Had the original strike gone ahead on Monday, the unions could have been held accountable for all damages and losses, which had been estimated to reach as high as 200 million crowns. On Saturday Prime Minister Petr Nečas warned the unions that if it did go ahead they would be held accountable for every crown.
A poll commissioned by public broadcaster Czech TV and conducted by the SC&C agency has suggested that three-fifths of Czechs support the planned public transport strike but by the same number disagree with blockades on major highways and roads. A quarter of those queried said they would actively take part if it were a general strike. The poll was conducted on June 10 and 11 relying on almost 700 respondents. Half of those asked said the government’s planned reforms, including changes to the health care and pension systems, were ‘unacceptable’, while a quarter disliked them but said they were necessary.
President Václav Klaus has rejected a call to apologise for injustices committed against ethnic Germans in Czechoslovakia after World War II, saying that apologies were not the means of addressing differences over who bore responsibility for the war and related acts. On Saturday the chairman of the Sudetendeutsche Landsmannschaft, Franz Pany, questioned why Prague had not made a similar gesture to that of Queen Elizabeth II on her recent visit to Ireland. The Sudetendeutsche Landsmannschaft represents ethnic Germans who were expelled from Czechoslovakia after World War II.
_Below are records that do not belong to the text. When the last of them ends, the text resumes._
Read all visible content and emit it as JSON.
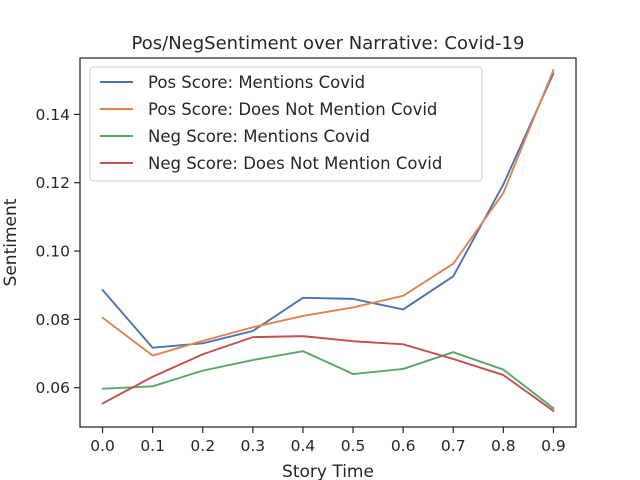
{
  "chart_data": {
    "type": "line",
    "title": "Pos/NegSentiment over Narrative: Covid-19",
    "xlabel": "Story Time",
    "ylabel": "Sentiment",
    "x": [
      0.0,
      0.1,
      0.2,
      0.3,
      0.4,
      0.5,
      0.6,
      0.7,
      0.8,
      0.9
    ],
    "xlim": [
      -0.045,
      0.945
    ],
    "ylim": [
      0.0485,
      0.1565
    ],
    "xticks": [
      "0.0",
      "0.1",
      "0.2",
      "0.3",
      "0.4",
      "0.5",
      "0.6",
      "0.7",
      "0.8",
      "0.9"
    ],
    "yticks": [
      0.06,
      0.08,
      0.1,
      0.12,
      0.14
    ],
    "ytick_labels": [
      "0.06",
      "0.08",
      "0.10",
      "0.12",
      "0.14"
    ],
    "grid": false,
    "legend_position": "top-left",
    "series": [
      {
        "name": "Pos Score: Mentions Covid",
        "color": "#4c72b0",
        "values": [
          0.0886,
          0.0717,
          0.073,
          0.0766,
          0.0863,
          0.086,
          0.0829,
          0.0926,
          0.1195,
          0.152
        ]
      },
      {
        "name": "Pos Score: Does Not Mention Covid",
        "color": "#dd8452",
        "values": [
          0.0805,
          0.0694,
          0.0737,
          0.0777,
          0.081,
          0.0835,
          0.0869,
          0.0963,
          0.117,
          0.153
        ]
      },
      {
        "name": "Neg Score: Mentions Covid",
        "color": "#55a868",
        "values": [
          0.0597,
          0.0604,
          0.065,
          0.0681,
          0.0707,
          0.064,
          0.0655,
          0.0704,
          0.0653,
          0.054
        ]
      },
      {
        "name": "Neg Score: Does Not Mention Covid",
        "color": "#c44e52",
        "values": [
          0.0554,
          0.0632,
          0.0698,
          0.0748,
          0.0751,
          0.0736,
          0.0727,
          0.0684,
          0.0637,
          0.0532
        ]
      }
    ]
  }
}
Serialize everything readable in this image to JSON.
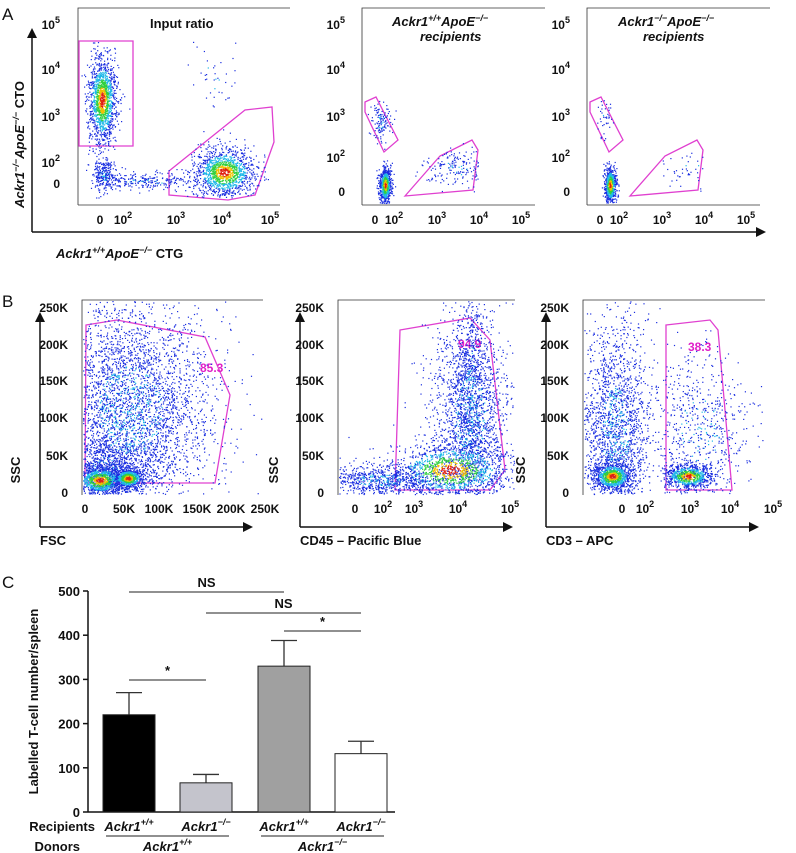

But Mr Klaus reacted by saying that some on the German side had rejected all apologies until now. He also said calling for an apology on the anniversary of the destruction of the village of Lidice by the Nazis 69 years ago was highly insensitive. On Saturday, some 3,000 people in the Czech Republic attended a memorial ceremony in Lidice, near Prague, where 69 years ago all male inhabitants aged 15 and higher were shot and all women and many children were sent to concentration camps. The destruction of the village was one of the most infamous acts of reprisal by the Nazis for the assassination of the acting Reichsprotektor Reinhard Heydrich.
Two police officers, a passenger they were escorting to a sobering-up station and the driver of a second vehicle, were killed in the early hours of Sunday in a head-on collision. The accident took place at around 4 am near the South Bohemian town of Hluboká nad Vltavou. A spokeswoman said the officers were from a unit in Písek. The authorities were alerted to the accident by a driver who only narrowly avoided the crash. The cause of the accident has not been revealed and the driver of the second car, a red Opel which caught fire after the crash, has not been identified.
Some 25,000 people in attendance were able to see classic heavy metal band Iron Maiden on Saturday as they performed at a rock festival at Prague’s Výstaviště fair ground, just off of Stromovka Park. The band, led by singer Bruce Dickinson, featured songs off of their new album and also classics like The Number of the Beast. Other bands to perform on Saturday included Kreator and Korn.
Czech MotoGP rookie Karel Abraham finished seventh in the British Grand Prix, a day after posting his best-ever qualifying performance in his career. Despite getting off to a poor start, passed by five riders, the racer was able to come back, tying for his best finish earlier this year in Spain. Abraham, who races for Cardion AB Motoracing, is in tenth spot in the overall MotoGP standings.
Cloudy skies but some sunny periods are expected on Monday; daytime temperatures should reach highs of around 22 degrees Celsius.